Evansville (January 30, 2023) – Evansville-based Heliponix LLC is receiving nearly $1 million from a Phase II National Science Foundation Small Business Innovation Research grant, as well as $75,000 in matching funds from Elevate Ventures in Indianapolis. The agbioscience startup says the funding will help it continue research and development efforts for its automated aeroponic appliance.
Heliponix, which does business as Anu and previously did business under the name Gropod, says the multispectral photomorphogenesis system allows consumers to grow produce in the convenience of their own homes.

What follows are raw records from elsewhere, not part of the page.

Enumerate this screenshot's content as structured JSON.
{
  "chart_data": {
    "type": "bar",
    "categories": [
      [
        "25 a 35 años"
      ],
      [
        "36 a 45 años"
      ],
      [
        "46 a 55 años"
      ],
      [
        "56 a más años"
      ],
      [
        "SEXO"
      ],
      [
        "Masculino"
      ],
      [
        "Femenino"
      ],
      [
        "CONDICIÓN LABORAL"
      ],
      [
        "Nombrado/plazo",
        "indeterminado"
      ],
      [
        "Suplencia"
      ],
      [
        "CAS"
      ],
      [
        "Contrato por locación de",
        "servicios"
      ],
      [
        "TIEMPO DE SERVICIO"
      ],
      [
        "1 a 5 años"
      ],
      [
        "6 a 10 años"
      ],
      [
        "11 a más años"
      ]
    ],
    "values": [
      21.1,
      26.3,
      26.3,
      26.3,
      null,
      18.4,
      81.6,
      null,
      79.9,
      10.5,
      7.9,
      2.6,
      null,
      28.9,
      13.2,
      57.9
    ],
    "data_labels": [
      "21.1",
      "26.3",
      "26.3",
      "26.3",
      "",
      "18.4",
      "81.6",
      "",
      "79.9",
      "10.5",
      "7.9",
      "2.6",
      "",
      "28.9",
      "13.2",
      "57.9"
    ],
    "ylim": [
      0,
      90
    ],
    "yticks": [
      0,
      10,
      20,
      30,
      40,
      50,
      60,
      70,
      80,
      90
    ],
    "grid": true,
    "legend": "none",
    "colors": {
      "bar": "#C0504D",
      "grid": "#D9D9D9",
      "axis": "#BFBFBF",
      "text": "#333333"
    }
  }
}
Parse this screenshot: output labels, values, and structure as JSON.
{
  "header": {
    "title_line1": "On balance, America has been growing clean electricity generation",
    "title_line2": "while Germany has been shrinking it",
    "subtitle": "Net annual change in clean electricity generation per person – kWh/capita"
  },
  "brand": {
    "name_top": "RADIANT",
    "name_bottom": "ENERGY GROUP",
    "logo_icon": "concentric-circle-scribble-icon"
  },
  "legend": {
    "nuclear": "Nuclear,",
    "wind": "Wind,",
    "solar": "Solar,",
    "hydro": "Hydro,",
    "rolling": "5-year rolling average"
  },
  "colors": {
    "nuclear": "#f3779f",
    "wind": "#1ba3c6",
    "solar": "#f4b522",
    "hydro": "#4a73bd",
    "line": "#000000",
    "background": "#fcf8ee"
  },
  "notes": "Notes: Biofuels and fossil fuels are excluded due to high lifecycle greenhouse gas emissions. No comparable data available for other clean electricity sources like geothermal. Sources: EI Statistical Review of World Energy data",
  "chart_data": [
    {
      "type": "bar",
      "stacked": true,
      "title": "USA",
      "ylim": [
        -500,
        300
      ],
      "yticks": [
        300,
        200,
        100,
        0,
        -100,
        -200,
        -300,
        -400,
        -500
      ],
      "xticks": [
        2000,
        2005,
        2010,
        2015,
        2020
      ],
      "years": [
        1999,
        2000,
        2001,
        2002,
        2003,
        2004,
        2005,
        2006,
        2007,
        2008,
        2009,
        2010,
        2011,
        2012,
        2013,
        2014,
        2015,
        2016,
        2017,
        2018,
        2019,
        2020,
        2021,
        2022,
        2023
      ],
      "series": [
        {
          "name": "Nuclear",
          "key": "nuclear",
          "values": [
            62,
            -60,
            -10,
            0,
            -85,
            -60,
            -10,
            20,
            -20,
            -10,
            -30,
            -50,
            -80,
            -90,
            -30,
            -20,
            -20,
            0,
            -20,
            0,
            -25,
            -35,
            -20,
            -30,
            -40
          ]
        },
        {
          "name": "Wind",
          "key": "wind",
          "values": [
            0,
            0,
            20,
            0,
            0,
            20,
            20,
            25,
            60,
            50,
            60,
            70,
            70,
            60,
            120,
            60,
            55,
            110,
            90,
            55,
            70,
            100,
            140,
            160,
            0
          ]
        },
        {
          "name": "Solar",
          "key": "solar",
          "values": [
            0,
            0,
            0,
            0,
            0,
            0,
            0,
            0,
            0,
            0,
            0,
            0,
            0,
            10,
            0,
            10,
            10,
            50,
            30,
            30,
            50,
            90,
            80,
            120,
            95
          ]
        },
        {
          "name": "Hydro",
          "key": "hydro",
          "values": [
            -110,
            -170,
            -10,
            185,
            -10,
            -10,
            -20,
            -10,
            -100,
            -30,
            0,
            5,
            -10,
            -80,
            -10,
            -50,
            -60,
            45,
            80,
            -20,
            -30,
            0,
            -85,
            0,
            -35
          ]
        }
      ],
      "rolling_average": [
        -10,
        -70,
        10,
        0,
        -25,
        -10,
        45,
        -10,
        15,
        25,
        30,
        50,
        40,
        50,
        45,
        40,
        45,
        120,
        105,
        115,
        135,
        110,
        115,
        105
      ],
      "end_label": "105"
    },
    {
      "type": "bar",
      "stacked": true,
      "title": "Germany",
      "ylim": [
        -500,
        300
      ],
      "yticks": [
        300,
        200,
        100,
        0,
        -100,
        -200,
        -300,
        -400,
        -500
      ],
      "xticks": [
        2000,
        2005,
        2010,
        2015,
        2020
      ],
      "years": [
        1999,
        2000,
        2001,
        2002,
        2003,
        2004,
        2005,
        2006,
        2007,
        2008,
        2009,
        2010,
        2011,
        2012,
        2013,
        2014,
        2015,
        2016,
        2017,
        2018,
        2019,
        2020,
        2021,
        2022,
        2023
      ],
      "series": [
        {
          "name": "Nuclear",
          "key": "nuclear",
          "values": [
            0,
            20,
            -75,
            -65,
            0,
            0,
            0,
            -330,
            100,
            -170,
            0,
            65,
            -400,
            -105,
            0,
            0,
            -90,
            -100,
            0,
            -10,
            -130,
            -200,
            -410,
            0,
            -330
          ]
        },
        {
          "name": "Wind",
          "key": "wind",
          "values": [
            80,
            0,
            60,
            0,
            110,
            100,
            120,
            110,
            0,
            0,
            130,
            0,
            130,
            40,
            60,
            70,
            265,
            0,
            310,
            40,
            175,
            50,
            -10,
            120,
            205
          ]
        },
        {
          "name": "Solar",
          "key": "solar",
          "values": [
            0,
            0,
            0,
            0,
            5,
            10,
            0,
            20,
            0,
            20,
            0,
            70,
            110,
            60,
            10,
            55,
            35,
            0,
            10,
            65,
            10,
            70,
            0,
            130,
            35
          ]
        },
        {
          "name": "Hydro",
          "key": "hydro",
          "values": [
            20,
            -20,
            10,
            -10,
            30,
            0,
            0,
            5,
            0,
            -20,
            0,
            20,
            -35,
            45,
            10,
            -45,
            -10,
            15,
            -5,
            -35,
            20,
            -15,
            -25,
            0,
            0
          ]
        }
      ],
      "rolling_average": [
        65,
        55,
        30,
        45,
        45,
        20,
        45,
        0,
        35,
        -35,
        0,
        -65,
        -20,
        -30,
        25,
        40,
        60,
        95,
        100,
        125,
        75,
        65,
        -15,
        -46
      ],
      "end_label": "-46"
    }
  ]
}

The company was established six years ago by two undergraduate students in the Purdue Polytechnic Institute. The project, led by Purdue Professor of Horticulture Cary Mitchell, was initially intended as to help NASA astronauts grow crops more efficiently in space.
Researchers and Heliponix co-founders Scott Massey and Ivan Ball say the Rotary Aeroponic Cultivation Chamber uses their novel mechanical design and control algorithm to produce higher yields. Ultimately, the research team says the system is able to increase yields by manipulating the spectrum of LED light on the plants.
“Through decentralized, in-home production of produce, the wasteful inefficiencies and environmental destruction attributed to industrialized agriculture are eliminated, while simultaneously delivering maximum freshness, flavor and nutritional value directly to consumers conveniently,” said Massey, who also serves as CEO of Heliponix. “Produce is harvested when consumers are hungry rather than everything being harvested at the same time, which requires preservation of the produce. It simply stays alive and fresh until it’s eaten.”
Massey says the company is now comprised of more than 20 employees and “continues to rapidly grow.”
The project was previously awarded an SBIR Phase I grant worth $256,000, in addition to $50,000 in matching funds from Elevate Ventures. According to Massey, the Phase I SBIR grant supported Heliponix’s initial research, which was aimed at maximizing plant growth yields, nutritional content and energy efficiency.
“We are now deploying those discoveries into our Phase II deep-learning, computer-vision system to commercialize an autonomous cultivation system for consumers to sustainably eliminate their dependency on grocery stores for eligible produce varieties without preexisting horticultural knowledge required,” Massey said. “Our ‘Keurig for plants’ commercialization strategy empowers consumers to grow their own Pure Produce that is more food safe, free of any pesticides and/or preservatives, and has much less environmental impact than industrial agriculture.”
In addition, the startup previously completed the 2020 Export Indiana Accelerator, administered through the Indiana Small Business Development Center.
In 2021, the company announced plans to invest nearly $2 million to expand its headquarters in Evansville and create up to 30 jobs by the end of 2025.